Shin bruises only take about 8 years to heal
I’m white, but not cage free range eggs in my quinoa-kale quiche for my gluten, lactose, and peanut free Sunday brunch white.
i can’t believe i just spent my time editing this video
Burglars broke into Kanye West’s home.
As a result, 500 statues of Kanye West are missing.
Oh, your boyfriend’s learning spanish in isolation? That’s cute.
I’ve taught myself to throw a garden rake with astounding accuracy. But you made your choice.
Do I help my kids with their math homework? Yes. Do I make fun of them mercilessly when I get an answer right that they get wrong? Also yes, balance.

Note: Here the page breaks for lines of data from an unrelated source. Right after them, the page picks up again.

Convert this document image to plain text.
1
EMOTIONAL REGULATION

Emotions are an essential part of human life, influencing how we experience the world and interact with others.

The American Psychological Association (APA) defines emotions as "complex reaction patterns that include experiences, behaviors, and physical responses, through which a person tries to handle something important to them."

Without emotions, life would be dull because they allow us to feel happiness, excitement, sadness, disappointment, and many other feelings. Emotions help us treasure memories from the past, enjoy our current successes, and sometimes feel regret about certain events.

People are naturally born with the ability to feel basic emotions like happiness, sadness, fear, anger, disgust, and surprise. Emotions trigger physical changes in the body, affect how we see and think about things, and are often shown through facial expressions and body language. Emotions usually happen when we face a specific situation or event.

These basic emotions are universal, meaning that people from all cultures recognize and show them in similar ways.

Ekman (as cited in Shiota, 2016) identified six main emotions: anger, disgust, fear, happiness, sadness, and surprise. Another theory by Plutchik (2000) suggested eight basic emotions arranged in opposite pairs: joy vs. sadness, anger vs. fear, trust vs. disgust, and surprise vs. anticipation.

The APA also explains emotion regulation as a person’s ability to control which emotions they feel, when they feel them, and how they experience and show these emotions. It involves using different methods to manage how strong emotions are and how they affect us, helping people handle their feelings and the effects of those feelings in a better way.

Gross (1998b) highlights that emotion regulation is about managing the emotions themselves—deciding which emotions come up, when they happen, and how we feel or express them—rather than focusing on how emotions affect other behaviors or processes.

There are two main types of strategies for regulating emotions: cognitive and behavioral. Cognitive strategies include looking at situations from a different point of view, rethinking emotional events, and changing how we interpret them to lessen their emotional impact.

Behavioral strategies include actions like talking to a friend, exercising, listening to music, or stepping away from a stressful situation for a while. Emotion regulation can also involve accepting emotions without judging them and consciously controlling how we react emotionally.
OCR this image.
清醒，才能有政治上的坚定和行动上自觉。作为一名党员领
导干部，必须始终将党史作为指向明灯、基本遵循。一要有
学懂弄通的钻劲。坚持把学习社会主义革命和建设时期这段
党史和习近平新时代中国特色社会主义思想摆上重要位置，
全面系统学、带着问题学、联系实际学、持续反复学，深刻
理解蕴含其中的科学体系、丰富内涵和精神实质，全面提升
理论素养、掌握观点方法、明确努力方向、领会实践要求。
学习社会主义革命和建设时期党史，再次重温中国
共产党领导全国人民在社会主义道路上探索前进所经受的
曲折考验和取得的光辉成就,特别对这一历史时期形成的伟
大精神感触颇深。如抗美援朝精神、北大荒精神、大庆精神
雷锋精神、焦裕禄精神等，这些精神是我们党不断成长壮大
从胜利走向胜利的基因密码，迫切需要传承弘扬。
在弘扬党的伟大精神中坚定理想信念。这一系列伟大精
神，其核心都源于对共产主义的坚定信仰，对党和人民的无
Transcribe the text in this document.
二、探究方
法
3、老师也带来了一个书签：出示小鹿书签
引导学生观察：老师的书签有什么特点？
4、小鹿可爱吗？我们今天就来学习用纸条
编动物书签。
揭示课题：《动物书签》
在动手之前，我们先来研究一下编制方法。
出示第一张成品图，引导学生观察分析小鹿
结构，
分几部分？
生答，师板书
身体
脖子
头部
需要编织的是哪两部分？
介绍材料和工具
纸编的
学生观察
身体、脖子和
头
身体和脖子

Food that tastes nothing like its name:
egg roll
pineapple
hamster
FIREMAN: this blaze is out of control
ME: sometimes you gotta fight fire with fire
F: what? No
M: *already brandishing a flamethrower*
About to go assert my dominance over the other dads in my neighborhood by washing, waxing and detailing my car, the war has begun
*chad kroeger walks through metal detector at airport*
TSA agent: I’ve never seen this low of a reading
How animals would run if they were human
asking my dentist if i can just drop my teeth off and pick them up when they’re ready
Girl, are you these plates I recently bought from Wal-Mart? Because I just learned that you’re not microwave-safe.
oh you think being a teen during a pandemic is hard? imagine being a teen and a mutant and a ninja and a turtle in a sewer
I’m so pleased the basket I put in the bedroom so my husband has somewhere to put his shoes is making it easier for him to put his shoes next to it.